Some Americans return to old tradition of home funerals
For decades, Americans have turned to professionals to prepare the bodies of dead loved ones for burial. But now, in at least some circles, that practice is being challenged as a few Americans choose to prepare their own loved ones' bodies on their own.
A small, but growing, they say, group of Americans are choosing to say no to involving funeral homes and undertakers in the funerals of their loved ones, choosing instead to take matters into their own hands — and finding a sense of closure at the same time.
In 2011, Alice Forrester's teenage son died unexpectedly. Finding herself in shock, Forrester decided to bring his body home and prepare it for burial herself.
"I was very fearful of seeing my child's body. I had no concept of how I would react and I was terrified of it," she said
On her plane to Denver, Forrester found herself in the middle of a spiritual experience as she battled her doubt of whether she could handle this task. But once she arrived, Forrester says, she felt peace with her decision.
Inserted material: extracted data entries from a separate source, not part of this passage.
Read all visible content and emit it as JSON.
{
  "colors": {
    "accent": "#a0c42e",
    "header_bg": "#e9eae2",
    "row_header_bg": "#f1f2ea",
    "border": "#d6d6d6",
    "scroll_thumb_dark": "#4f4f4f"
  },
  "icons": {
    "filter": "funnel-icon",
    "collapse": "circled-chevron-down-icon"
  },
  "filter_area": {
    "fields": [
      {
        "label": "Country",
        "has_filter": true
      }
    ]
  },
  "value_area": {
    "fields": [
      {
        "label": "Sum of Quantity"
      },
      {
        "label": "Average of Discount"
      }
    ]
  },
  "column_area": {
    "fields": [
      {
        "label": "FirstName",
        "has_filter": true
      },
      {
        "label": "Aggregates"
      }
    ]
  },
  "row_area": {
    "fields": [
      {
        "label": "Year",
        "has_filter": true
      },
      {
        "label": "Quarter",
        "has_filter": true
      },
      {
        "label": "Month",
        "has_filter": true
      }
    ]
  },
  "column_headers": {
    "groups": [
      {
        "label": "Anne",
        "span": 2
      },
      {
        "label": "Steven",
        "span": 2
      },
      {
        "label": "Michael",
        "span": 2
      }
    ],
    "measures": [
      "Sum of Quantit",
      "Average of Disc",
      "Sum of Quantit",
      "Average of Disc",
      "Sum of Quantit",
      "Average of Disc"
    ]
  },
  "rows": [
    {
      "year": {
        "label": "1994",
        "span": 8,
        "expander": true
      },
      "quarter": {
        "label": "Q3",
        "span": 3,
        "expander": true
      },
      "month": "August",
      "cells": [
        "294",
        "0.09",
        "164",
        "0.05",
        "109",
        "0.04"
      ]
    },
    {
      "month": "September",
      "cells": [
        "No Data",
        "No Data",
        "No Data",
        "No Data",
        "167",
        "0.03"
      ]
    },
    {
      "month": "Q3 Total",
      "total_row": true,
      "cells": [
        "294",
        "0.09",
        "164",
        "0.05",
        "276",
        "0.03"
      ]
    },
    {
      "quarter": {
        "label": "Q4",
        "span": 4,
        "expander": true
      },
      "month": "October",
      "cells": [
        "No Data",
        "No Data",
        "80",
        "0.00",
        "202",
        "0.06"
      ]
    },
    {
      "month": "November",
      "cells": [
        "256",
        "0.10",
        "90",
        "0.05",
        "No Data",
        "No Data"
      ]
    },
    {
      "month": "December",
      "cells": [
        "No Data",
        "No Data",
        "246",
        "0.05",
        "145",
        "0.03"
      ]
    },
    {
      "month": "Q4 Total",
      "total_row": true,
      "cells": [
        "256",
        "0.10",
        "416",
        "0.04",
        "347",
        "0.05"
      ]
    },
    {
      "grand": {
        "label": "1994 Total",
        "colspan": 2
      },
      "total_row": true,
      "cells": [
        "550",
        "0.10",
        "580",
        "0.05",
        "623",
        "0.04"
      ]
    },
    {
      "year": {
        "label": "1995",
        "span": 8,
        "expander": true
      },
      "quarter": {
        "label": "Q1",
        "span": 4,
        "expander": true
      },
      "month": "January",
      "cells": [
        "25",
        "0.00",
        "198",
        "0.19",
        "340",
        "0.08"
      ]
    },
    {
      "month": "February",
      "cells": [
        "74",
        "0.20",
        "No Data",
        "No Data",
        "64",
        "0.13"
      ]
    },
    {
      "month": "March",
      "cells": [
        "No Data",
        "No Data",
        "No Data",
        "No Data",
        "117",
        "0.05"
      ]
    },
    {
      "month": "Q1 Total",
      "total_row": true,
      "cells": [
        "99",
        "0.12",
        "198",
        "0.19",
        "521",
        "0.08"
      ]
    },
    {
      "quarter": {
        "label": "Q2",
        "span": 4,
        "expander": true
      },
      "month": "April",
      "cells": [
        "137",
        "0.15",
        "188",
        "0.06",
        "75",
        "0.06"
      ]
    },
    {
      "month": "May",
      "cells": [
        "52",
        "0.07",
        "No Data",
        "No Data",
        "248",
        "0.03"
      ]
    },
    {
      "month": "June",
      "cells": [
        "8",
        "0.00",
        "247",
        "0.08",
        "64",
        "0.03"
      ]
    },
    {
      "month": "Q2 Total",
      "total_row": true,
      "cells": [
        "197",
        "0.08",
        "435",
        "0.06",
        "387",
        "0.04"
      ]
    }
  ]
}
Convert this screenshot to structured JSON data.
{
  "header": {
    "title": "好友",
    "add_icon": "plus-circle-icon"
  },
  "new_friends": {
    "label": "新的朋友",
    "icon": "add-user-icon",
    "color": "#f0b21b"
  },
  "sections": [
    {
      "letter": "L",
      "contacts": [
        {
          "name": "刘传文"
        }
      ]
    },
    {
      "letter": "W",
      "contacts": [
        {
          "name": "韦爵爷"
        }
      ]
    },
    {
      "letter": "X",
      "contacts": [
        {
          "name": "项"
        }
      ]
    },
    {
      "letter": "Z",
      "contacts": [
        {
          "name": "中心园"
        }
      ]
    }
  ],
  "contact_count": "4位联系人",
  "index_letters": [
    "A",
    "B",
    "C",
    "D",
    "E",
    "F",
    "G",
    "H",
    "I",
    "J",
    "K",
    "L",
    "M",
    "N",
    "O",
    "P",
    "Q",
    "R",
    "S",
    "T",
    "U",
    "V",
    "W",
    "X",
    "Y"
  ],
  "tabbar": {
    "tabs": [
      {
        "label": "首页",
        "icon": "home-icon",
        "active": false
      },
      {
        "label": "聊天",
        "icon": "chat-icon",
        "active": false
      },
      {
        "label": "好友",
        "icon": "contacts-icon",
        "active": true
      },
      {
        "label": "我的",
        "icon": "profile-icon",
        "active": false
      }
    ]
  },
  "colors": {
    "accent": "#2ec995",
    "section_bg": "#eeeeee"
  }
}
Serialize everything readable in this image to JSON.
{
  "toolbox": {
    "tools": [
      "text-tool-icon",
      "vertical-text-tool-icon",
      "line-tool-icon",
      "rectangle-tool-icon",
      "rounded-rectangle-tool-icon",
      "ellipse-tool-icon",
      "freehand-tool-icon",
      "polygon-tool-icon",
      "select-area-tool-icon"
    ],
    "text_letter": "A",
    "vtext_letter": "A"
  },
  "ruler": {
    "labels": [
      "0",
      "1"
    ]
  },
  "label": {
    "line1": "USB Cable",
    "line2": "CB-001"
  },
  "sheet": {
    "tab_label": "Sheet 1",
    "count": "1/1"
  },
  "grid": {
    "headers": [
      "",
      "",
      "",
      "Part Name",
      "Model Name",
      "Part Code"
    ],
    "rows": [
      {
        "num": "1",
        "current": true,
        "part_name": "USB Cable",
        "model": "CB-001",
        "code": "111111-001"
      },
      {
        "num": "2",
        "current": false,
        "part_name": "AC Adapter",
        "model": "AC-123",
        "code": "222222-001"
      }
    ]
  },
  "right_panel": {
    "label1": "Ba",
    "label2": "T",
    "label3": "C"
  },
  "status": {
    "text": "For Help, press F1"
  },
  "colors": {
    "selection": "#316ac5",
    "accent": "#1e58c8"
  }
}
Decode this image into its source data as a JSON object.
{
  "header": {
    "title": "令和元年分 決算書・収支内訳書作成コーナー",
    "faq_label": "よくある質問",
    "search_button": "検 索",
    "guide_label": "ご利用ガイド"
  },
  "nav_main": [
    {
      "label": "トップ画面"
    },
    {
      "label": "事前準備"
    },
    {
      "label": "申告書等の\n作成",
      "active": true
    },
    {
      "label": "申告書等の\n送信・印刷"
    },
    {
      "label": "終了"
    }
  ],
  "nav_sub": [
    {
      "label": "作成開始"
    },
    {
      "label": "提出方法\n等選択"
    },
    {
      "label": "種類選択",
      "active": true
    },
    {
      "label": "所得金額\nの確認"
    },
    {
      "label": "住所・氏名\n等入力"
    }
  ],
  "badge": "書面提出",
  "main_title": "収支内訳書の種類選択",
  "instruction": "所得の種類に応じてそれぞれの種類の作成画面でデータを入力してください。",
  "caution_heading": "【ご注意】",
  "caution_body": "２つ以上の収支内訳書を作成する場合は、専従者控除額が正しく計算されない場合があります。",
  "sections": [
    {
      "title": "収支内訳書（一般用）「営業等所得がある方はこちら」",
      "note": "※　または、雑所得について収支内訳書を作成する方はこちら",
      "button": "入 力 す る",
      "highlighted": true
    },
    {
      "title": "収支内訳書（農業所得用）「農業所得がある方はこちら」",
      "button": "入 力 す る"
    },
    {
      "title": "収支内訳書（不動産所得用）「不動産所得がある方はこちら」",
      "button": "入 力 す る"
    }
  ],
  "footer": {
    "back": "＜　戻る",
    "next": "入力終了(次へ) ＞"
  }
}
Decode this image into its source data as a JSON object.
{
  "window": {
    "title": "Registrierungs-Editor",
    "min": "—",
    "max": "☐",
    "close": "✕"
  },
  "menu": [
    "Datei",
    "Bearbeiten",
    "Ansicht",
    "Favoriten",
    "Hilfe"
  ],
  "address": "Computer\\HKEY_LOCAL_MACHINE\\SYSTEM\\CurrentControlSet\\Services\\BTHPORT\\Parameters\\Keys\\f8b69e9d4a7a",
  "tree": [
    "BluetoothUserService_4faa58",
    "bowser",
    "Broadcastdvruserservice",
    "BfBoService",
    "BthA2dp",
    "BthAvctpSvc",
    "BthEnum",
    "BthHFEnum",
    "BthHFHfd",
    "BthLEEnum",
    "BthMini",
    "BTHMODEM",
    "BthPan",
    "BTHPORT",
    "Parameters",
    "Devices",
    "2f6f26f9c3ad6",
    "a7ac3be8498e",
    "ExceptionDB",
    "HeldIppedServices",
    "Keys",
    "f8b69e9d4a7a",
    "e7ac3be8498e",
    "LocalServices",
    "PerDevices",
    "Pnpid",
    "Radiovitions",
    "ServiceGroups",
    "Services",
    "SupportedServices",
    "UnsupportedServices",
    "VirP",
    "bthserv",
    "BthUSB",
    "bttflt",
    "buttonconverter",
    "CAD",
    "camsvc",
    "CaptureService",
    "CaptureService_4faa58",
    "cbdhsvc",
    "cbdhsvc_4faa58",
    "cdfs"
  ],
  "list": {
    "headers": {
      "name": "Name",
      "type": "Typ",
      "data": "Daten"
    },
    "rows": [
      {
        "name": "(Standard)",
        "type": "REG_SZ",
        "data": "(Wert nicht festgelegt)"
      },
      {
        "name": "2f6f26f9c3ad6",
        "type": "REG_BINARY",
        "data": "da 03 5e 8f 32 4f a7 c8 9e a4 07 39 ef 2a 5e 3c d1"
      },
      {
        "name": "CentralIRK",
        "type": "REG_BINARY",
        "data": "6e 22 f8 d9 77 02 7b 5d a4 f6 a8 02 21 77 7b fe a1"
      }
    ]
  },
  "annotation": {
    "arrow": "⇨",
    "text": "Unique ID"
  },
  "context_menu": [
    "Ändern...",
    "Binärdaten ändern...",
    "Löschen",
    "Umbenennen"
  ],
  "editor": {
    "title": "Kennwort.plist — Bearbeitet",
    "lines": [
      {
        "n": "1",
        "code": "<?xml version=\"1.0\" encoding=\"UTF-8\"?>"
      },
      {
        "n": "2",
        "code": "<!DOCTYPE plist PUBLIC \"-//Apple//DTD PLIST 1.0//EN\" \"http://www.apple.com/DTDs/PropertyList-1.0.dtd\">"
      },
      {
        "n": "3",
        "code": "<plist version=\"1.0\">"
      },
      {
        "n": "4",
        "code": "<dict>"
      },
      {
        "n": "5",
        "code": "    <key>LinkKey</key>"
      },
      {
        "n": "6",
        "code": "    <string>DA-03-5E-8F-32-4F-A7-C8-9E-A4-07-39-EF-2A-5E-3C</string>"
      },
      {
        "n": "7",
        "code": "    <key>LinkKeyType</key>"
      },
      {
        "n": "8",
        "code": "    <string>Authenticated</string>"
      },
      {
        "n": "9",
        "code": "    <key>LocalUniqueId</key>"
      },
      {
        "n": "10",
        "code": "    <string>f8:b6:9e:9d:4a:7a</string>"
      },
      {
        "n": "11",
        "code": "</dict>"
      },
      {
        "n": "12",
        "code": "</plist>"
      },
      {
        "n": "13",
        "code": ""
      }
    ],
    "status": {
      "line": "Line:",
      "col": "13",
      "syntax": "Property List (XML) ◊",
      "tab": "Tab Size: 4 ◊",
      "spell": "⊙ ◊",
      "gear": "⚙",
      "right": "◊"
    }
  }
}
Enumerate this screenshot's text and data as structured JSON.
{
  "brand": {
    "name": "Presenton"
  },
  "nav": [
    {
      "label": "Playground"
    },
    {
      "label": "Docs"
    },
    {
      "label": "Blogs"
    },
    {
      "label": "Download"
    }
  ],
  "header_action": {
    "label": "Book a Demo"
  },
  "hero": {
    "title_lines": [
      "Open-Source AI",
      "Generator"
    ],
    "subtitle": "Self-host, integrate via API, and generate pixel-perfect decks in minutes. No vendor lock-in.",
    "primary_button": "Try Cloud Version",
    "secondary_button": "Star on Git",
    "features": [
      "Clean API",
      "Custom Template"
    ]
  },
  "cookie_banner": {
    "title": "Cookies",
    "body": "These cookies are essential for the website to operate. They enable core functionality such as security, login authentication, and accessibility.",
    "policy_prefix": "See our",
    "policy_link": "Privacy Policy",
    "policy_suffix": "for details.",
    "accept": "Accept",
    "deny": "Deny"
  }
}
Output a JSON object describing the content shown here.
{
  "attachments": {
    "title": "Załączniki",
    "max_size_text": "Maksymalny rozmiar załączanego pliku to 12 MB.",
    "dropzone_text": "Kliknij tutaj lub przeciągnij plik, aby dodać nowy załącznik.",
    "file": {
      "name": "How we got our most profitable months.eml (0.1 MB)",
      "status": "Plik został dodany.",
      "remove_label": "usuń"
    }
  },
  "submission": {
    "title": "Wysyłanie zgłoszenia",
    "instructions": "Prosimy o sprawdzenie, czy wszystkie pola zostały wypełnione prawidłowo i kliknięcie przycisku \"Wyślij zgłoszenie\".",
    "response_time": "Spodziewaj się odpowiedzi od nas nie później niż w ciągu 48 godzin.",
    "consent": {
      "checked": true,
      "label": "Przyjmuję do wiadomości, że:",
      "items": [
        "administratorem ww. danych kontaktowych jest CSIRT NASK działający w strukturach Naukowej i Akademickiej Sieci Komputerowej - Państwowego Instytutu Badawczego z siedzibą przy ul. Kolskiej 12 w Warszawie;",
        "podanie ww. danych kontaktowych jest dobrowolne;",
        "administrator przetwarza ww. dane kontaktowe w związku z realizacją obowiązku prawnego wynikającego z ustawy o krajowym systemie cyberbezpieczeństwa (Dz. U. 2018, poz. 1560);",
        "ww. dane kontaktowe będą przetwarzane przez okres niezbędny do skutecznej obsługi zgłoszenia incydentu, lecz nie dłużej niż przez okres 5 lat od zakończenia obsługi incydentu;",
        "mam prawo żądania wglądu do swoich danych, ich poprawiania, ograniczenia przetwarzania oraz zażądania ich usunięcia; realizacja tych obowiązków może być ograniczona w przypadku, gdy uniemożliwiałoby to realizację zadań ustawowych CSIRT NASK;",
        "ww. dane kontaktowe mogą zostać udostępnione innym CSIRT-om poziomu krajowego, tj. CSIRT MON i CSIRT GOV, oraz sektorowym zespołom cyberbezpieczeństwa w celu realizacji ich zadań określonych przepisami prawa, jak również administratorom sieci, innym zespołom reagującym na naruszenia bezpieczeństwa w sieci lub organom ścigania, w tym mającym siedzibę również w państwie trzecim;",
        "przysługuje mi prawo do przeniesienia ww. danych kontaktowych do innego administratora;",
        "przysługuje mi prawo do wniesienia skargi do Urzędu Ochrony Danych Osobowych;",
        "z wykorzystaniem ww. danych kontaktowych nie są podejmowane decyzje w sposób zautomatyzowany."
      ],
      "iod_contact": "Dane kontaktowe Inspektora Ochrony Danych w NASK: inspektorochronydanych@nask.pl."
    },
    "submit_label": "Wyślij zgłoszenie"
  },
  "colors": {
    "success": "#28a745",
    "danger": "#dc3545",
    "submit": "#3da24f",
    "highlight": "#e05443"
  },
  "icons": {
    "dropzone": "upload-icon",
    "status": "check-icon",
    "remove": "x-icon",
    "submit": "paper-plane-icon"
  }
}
"When I did see him, he was already in the little house that we were going to have him in, I wasn't shocked — I was scared and in awe. But I also really moved to a place of 'this is beautiful,' and that's a really hard thing to say when your child has died," she said.
Heather Massey, a close friend of Forrester's, works with the National Home Funeral Alliance, which helps families prepare their dead loved ones. Massey says some families who decide to be part of the burial preparations find an important spiritual experience through the process.
"To be able to care for your own loved one under those circumstances is a very powerful and empowering feeling," Forrester said. "The family is basically acting as the funeral director."
By having home funerals, Massey says, Americans are reclaiming a tradition. Sensing a turn, many funeral homes and funeral directors are also joining the National Home Funeral Alliance, allowing families to be part of their process. The families can then turn the paperwork and transportation over to the funeral home, Massey said.
When Forrester arrived in Arizona, her son had been autopsied, wrapped and placed in a box.
Friends and family, Forrester says, brought photos and other mementos to place in his burial box as they celebrated, cried and sang together.
"It was just very intimate and very beautiful, sad, joyous. It's hard to put into words," she said.
Forrester never imagined having a home funeral for one of her children and says if she had chosen a funeral home memorial, the experience would've been very different.
"A funeral home to me is somewhat like a hospital, I mean it's cold, it's antiseptic, you file in and out… to me it's a world of difference," she said. "I think having that time with his body, there's an acceptance, there's a peace. You're ready to kind of let the body go, realizing it's not him anymore."